Kremlin says 2022 draft document, which Ukraine rejected, could serve as starting point for peace talks

kremlin says 2022 draft document, which ukraine rejected, could serve as starting point for peace talks

Russian President Vladimir Putin chairs a Security Council meeting in Moscow this week. ((Alexei Babushkin / Associated Press))

The Kremlin suggested a draft peace agreement that Russia and Ukraine negotiated in the early days of the conflict, but which Ukraine rejected, could serve as a starting point for talks to end the fighting.

Kremlin spokesperson Dmitry Peskov said Friday that the draft document discussed in Istanbul in March 2022 could be “the basis for starting negotiations.” At the same time, he noted that the possible future talks would need to take into account the “new realities.”

“There have been many changes since then, new entities have been included in our constitution,” Peskov said in a conference call with reporters.

In September 2022, Russia annexed four Ukrainian regions in a move that Kyiv and its Western allies have rejected as unlawful.

The document discussed in Istanbul weeks after Russia invaded Ukraine in February 2022 reportedly included provisions for Ukraine’s neutral status and put limits on its armed forces while delaying talks on the status of Russian-occupied areas. No deal was reached and the negotiations collapsed soon after that round of talks.

Russia has dismissed Ukrainian President Volodymyr Zelensky’s peace formula, which would require Moscow to pull back its troops, pay compensation to Ukraine and face an international tribunal for its action.

Russian President Vladimir Putin this week mocked a planned round of Ukraine peace talks in Switzerland.

Ukraine has categorically rejected the possibility of negotiating with Russia at this stage in the conflict, especially without guarantees that Moscow will withdraw from occupied areas, which currently encompass a fifth of the country. Ukraine and its allies believe Russia is seeking a cease-fire agreement now in order to buy time and bolster its forces to capture more territory.

On the domestic front, accepting negotiations with Russia would be a deeply unpopular move and a blow to national morale after more than two years of war and tens of thousands of war dead. At the same time, Ukrainian forces are struggling to fight a better resourced and more powerful Russian military, as a new U.S. military aid package has gotten stuck in Congress.

So far, Ukrainian officials say they have not faced pressure from Western allies to negotiate with Russia.

Peskov’s statement followed Putin’s comments Thursday, in which he mocked prospective Ukraine peace talks that Switzerland is set to host in June, warning that Moscow will not accept any enforced peace plans.

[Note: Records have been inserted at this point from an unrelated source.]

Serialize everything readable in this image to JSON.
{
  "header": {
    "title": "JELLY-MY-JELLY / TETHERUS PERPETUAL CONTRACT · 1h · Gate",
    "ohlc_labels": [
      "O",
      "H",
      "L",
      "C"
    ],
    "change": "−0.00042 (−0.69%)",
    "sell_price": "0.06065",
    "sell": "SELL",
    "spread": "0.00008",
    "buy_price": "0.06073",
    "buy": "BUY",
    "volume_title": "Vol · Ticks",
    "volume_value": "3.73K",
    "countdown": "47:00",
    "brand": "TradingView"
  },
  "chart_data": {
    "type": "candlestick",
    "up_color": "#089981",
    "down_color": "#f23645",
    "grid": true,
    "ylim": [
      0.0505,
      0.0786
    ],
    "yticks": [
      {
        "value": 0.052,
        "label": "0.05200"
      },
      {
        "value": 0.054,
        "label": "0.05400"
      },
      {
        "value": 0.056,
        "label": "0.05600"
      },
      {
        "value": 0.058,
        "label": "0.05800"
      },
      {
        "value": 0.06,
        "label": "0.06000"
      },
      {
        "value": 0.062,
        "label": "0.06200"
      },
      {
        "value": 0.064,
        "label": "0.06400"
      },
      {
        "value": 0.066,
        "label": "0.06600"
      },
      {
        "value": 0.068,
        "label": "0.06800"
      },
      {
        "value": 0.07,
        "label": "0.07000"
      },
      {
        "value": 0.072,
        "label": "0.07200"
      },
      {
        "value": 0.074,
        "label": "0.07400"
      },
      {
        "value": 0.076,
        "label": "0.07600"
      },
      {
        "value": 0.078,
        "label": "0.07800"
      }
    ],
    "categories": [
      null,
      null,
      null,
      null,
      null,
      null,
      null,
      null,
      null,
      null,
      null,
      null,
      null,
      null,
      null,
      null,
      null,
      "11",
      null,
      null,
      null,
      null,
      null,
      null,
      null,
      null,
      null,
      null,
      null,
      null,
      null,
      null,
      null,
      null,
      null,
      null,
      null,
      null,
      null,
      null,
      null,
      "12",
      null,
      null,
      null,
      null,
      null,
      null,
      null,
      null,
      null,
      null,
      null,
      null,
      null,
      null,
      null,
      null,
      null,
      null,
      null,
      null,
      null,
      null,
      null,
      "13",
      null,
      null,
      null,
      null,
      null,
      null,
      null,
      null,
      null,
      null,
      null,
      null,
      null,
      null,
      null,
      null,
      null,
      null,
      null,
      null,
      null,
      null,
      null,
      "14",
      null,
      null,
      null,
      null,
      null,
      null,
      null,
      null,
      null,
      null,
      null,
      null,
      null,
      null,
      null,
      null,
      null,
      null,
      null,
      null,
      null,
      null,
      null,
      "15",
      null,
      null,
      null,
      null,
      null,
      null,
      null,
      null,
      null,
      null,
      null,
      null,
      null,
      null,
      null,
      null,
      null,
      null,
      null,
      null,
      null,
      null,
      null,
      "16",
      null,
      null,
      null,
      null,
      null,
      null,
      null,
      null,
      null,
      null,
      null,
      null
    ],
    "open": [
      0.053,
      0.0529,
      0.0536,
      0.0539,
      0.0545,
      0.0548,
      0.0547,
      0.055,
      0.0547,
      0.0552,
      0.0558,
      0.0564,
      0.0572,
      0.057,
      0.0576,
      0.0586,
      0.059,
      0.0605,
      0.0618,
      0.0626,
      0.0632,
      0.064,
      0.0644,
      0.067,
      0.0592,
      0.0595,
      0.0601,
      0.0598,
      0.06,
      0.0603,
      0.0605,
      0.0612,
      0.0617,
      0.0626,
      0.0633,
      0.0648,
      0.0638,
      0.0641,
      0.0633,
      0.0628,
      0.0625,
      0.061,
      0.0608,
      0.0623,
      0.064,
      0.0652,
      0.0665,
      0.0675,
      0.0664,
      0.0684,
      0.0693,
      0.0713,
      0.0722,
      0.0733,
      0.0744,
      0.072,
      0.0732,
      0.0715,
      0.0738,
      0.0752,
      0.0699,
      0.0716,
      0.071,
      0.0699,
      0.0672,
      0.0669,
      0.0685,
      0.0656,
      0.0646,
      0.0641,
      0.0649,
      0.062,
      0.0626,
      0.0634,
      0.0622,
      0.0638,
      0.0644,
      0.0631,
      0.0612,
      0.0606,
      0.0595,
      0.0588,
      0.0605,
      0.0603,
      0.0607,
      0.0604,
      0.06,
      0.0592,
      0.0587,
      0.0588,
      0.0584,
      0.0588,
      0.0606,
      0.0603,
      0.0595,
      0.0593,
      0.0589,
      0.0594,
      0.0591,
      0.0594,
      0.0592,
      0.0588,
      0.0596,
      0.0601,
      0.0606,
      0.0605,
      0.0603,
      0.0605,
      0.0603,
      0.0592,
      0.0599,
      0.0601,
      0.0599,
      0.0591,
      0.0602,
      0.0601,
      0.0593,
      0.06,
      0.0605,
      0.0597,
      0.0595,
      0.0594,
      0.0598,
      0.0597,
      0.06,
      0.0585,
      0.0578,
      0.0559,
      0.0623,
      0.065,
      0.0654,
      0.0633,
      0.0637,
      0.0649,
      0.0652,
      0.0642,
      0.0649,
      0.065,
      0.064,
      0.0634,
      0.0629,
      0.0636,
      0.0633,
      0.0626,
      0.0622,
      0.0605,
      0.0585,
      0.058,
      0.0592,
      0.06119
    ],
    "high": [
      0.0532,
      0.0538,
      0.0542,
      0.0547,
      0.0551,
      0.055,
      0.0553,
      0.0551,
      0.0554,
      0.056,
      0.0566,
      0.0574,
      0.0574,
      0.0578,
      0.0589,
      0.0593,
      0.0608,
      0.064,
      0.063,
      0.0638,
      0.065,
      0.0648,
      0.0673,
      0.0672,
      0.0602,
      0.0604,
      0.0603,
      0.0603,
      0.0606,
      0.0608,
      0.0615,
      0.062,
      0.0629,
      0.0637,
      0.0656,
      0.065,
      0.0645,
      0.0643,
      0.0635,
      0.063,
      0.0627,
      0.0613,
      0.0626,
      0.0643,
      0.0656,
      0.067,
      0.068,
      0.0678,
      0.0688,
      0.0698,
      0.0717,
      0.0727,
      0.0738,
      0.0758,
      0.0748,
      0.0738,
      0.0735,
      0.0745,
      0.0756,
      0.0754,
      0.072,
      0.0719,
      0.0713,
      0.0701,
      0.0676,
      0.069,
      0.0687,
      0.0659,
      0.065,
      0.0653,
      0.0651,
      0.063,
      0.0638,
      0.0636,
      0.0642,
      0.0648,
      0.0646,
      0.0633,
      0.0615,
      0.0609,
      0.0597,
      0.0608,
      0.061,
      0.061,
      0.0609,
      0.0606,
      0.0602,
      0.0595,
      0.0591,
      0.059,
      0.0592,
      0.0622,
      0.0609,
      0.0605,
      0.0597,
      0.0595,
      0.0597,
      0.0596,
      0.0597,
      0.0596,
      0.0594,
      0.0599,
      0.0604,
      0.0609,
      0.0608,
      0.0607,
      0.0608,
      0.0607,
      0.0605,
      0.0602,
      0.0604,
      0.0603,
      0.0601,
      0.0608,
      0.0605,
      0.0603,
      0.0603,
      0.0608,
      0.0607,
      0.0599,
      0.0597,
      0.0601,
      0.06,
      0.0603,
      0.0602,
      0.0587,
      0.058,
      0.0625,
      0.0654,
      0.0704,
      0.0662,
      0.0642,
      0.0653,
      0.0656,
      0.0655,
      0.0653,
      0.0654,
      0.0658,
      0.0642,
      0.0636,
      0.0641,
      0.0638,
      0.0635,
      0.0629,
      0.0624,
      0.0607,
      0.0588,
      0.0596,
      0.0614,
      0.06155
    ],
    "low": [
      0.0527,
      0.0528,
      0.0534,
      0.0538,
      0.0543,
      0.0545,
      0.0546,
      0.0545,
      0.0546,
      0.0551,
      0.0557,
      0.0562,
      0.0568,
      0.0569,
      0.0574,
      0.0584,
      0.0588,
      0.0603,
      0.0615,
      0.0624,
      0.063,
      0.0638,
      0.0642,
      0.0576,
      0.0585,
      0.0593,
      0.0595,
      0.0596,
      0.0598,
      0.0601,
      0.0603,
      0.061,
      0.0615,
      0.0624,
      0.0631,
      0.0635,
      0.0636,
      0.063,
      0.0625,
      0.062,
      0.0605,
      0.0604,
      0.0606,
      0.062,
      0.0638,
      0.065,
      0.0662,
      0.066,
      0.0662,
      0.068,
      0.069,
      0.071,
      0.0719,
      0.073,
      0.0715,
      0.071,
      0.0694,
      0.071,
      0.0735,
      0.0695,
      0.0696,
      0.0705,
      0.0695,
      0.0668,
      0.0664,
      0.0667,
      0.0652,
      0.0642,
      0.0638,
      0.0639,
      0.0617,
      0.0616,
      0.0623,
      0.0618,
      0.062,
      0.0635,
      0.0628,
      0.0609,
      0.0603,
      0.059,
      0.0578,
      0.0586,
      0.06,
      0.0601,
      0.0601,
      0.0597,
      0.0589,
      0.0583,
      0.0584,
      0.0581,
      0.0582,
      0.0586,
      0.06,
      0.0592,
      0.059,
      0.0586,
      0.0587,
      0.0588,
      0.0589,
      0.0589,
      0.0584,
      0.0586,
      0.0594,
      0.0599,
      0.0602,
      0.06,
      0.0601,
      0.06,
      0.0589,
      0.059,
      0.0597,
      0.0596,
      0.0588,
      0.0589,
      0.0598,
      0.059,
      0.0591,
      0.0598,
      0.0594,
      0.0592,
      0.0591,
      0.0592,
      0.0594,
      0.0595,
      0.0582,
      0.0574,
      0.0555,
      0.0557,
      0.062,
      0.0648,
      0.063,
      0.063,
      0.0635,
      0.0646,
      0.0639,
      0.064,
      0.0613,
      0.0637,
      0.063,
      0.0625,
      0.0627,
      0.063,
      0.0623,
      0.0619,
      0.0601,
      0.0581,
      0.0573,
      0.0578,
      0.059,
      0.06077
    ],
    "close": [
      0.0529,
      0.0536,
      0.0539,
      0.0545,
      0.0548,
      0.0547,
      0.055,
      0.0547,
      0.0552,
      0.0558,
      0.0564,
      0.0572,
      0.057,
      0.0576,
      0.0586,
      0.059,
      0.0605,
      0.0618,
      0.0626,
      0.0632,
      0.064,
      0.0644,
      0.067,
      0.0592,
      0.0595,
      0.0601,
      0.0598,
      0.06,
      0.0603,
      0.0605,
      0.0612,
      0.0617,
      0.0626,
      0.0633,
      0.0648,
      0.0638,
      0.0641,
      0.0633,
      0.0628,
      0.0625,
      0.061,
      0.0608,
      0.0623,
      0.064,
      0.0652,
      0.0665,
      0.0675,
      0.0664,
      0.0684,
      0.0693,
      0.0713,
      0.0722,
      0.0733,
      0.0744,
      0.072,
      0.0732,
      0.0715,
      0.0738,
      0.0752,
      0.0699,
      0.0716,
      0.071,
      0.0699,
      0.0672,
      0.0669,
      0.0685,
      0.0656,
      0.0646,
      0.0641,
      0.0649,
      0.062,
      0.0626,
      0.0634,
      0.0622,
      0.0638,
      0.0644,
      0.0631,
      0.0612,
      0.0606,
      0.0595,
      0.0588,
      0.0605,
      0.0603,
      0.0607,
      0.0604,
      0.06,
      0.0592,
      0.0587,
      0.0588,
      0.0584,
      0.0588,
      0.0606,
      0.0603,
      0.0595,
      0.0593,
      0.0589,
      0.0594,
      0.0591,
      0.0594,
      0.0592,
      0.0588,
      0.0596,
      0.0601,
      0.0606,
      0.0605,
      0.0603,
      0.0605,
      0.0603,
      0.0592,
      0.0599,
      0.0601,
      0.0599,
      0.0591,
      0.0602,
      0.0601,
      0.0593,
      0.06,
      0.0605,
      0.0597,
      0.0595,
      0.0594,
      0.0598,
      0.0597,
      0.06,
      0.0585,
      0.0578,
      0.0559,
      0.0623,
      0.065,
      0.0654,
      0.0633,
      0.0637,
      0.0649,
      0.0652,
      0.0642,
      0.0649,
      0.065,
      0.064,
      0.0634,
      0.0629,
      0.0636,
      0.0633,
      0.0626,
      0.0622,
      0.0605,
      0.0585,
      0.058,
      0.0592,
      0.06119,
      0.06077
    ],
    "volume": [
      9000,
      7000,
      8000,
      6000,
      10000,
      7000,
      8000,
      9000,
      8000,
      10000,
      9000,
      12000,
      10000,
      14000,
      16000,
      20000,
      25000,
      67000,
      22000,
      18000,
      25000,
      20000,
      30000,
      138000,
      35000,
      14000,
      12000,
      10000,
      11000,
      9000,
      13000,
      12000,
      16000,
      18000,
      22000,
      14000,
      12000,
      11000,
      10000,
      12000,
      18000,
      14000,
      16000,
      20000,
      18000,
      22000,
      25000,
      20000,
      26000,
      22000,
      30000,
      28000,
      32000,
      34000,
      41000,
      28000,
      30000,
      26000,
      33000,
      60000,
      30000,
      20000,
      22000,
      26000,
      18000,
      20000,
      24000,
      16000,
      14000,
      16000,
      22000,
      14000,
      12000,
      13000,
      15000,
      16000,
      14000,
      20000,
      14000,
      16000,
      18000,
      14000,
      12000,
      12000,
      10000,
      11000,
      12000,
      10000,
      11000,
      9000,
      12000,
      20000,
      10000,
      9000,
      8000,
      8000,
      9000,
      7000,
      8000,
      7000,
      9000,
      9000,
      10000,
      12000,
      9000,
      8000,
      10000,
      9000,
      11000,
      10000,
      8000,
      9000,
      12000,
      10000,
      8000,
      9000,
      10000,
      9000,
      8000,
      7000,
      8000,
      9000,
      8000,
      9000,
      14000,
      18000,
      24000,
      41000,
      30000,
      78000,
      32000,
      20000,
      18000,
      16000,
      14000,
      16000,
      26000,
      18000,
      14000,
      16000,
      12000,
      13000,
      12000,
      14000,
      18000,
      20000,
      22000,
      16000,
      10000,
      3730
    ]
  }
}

“We are ready for constructive work, but we wouldn’t accept any attempts to enforce a position that isn’t based on the realities,” Putin said during a meeting in Moscow with Belarusian President Alexander Lukashenko, adding that the Istanbul draft document could serve as a basis for negotiations.

“We can work with it,” he said.

Putin has said that he sent troops into Ukraine in February 2022 to protect Russian interests and prevent Ukraine from posing a major security threat to Russia by joining NATO. Kyiv and its allies have denounced Russia’s military campaign as an unprovoked act of aggression.

Putin has vowed to extend Moscow’s gains in Ukraine, claiming that Russian forces have the upper hand after the failure of Ukraine’s counteroffensive and that Ukraine and the West will “sooner or later” have to accept a settlement on Moscow’s terms.

Meanwhile, Ukraine’s Coordinating Headquarters for the Treatment of Prisoners of War announced that the bodies of 99 Ukrainian soldiers were repatriated from Russia on Friday. Among them, 77 of the returned had fought in the Donetsk region, 20 in the Zaporizhzhia region and two in the Kharkiv region.